Now, Duke theoretical physicist Harold Baranger and his collaborators think it’s possible to get these particles, called photons, to pair up, and stay that way, as they travel through space.

The new idea could help with the development of quantum communications, and possibly quantum computing in the future, Baranger says.

Particles of light do not have electric charge so they’ve got no attraction to the particles around them. That lack of attraction gives photons the ability to travel long distances without losing information, a good trait for building quantum networks.

But, the photons’ reserve has a drawback. It makes it more difficult for scientists to control each particle and retrieve the information it carries. To rein in the seemingly aloof photons, physicists have designed cavities that trap them and boost their contact with individual atoms.
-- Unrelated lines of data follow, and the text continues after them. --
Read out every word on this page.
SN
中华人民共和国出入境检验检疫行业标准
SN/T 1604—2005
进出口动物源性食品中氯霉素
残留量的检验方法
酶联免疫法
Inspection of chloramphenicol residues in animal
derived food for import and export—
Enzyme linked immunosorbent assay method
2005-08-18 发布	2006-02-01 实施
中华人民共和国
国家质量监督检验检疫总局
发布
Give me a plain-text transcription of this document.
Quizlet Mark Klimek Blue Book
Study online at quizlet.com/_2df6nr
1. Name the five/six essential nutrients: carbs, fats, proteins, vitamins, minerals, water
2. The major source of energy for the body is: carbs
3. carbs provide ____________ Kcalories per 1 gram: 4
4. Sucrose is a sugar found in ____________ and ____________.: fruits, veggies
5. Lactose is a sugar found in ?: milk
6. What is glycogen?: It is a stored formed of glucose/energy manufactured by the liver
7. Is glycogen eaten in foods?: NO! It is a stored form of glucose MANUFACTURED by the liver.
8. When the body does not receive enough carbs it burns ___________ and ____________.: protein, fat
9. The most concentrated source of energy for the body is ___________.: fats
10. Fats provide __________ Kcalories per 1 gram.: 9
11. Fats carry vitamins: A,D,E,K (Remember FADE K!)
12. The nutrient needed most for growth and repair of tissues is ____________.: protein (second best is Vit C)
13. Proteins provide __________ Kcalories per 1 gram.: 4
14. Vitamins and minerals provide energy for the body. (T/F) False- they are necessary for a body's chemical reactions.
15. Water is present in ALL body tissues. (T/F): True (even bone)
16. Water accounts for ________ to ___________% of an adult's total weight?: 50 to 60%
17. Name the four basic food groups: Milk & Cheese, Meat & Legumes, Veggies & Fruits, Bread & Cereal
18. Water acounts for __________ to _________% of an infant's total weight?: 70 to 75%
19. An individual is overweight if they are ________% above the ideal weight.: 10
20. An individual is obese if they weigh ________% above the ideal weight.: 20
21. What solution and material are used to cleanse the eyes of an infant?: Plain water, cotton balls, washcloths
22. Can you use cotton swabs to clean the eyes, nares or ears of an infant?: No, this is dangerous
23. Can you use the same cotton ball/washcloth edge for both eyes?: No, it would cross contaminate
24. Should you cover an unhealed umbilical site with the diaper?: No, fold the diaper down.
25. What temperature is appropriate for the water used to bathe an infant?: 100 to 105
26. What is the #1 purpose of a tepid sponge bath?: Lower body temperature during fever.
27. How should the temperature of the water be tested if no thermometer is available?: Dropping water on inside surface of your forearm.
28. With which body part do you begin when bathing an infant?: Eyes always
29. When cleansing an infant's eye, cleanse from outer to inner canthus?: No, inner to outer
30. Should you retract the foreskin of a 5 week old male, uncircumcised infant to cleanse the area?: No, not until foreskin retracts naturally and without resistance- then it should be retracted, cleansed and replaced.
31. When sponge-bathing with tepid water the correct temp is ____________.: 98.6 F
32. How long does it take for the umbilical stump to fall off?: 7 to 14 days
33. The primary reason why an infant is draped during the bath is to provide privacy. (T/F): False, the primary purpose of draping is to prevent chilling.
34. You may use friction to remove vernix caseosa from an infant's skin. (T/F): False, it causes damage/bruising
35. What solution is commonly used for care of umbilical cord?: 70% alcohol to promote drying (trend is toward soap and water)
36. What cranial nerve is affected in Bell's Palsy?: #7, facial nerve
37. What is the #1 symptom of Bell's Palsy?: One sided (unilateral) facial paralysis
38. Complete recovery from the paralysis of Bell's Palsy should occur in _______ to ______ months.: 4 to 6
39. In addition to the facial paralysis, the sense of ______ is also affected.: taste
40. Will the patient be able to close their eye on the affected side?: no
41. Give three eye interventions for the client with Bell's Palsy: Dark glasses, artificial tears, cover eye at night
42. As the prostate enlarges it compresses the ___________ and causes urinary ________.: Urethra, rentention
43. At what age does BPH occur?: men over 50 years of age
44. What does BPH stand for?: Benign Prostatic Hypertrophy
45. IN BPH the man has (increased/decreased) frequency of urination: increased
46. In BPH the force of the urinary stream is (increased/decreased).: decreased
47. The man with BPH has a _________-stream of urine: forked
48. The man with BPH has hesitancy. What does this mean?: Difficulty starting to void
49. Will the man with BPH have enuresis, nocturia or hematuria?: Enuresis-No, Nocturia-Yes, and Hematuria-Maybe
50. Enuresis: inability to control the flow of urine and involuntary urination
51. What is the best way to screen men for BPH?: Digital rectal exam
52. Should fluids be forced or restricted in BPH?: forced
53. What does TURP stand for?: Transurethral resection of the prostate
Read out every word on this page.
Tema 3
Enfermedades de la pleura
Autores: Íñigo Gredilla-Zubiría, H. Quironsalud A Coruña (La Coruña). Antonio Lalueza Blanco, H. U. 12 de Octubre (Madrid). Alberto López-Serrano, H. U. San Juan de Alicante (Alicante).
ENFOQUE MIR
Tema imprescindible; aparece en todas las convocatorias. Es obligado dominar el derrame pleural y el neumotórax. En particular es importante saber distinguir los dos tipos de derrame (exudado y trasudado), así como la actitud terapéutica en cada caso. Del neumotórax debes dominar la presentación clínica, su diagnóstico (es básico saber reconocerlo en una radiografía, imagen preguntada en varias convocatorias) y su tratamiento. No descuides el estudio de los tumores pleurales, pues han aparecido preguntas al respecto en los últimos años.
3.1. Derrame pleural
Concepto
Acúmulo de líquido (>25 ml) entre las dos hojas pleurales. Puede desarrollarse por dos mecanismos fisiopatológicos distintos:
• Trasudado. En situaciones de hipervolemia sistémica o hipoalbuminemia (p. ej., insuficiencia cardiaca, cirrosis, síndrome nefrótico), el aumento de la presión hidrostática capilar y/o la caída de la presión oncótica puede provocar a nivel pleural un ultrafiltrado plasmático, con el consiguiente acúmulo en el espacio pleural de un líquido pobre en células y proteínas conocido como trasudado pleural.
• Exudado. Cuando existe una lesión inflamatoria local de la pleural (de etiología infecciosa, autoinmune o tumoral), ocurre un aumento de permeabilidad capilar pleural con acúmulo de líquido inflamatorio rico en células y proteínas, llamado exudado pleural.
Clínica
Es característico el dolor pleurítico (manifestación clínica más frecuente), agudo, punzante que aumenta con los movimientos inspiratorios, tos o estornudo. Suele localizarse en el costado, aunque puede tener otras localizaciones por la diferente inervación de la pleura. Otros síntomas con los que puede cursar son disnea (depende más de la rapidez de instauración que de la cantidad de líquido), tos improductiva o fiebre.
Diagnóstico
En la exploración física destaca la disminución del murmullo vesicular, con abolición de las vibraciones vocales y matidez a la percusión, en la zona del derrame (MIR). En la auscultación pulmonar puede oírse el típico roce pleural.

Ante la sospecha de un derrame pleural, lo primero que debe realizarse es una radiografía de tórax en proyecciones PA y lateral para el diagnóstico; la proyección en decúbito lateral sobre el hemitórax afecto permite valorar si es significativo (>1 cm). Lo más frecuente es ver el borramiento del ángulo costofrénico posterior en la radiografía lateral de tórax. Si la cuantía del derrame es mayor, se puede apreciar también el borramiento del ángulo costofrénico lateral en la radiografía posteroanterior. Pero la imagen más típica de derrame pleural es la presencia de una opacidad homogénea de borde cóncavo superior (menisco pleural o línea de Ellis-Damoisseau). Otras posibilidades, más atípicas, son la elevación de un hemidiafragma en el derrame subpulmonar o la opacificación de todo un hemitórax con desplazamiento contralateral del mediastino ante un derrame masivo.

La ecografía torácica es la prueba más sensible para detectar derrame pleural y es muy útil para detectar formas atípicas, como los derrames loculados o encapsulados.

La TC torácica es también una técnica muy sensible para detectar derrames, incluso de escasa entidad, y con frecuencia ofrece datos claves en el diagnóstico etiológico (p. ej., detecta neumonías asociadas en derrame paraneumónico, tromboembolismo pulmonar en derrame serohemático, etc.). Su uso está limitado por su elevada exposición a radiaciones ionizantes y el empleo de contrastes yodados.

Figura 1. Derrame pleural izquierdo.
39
In these cavities, the particles pass one by one through an atom in a phenomenon called a photon blockade. But, the cavities trap the photons for a really long time, so they pass through the cavities really slowly, which isn’t good for networking — especially in this age of instant information.

Using pencil and paper, Baranger, his student Huaixiu Zheng and colleague Daniel Gauthier, figured out that they could avoid the problems with the cavities if the photons instead went into a one-dimensional structure, called a waveguide, which also channels the photons past an atom one by one.

In the waveguide, a control atom acts as an intermediary between the incoming particles. The first photon passes through the atom and changes its state.

This diagram shows a photon blockade in a waveguide. Multiple photons (left, yellow) pass by the control atom in a one-by-one manner, ending with a train of single-photon pulses and empty pulses (gray). Courtesy of Harold Baranger, Duke.

The atom then interacts differently with the next photons, which ultimately causes the two particles of light to interact. What’s surprising, Baranger says, is that the photons are still bound to each other for a long time, even as they move away from the atom that paired them.

These bound states also end up producing a photon blockade much like in a cavity, but through a completely different mechanism, and the photons move a lot faster, he says.

The work, which appears online in Physical Review Letters, “paves the way” for experimentalists who want to try to build quantum networks without using cavities, Baranger says. He says experiments in this area may be done at Duke in the next few years.

Right now, he plans to work out what happens to the photons if more than one atom sits in the waveguide. The photons will be interacting in a lot of different places, and “one can imagine that there could even be a quantum phase transition, giving rise to some new quantum state,” he says. “But, that’s just a hope at this point.”

CITATION: Cavity-Free Photon Blockade Induced by Many-Body Bound States. Zheng, H., Gauthier, D., and Baranger, H. Phys. Rev. Lett. 107, 223601 (2011).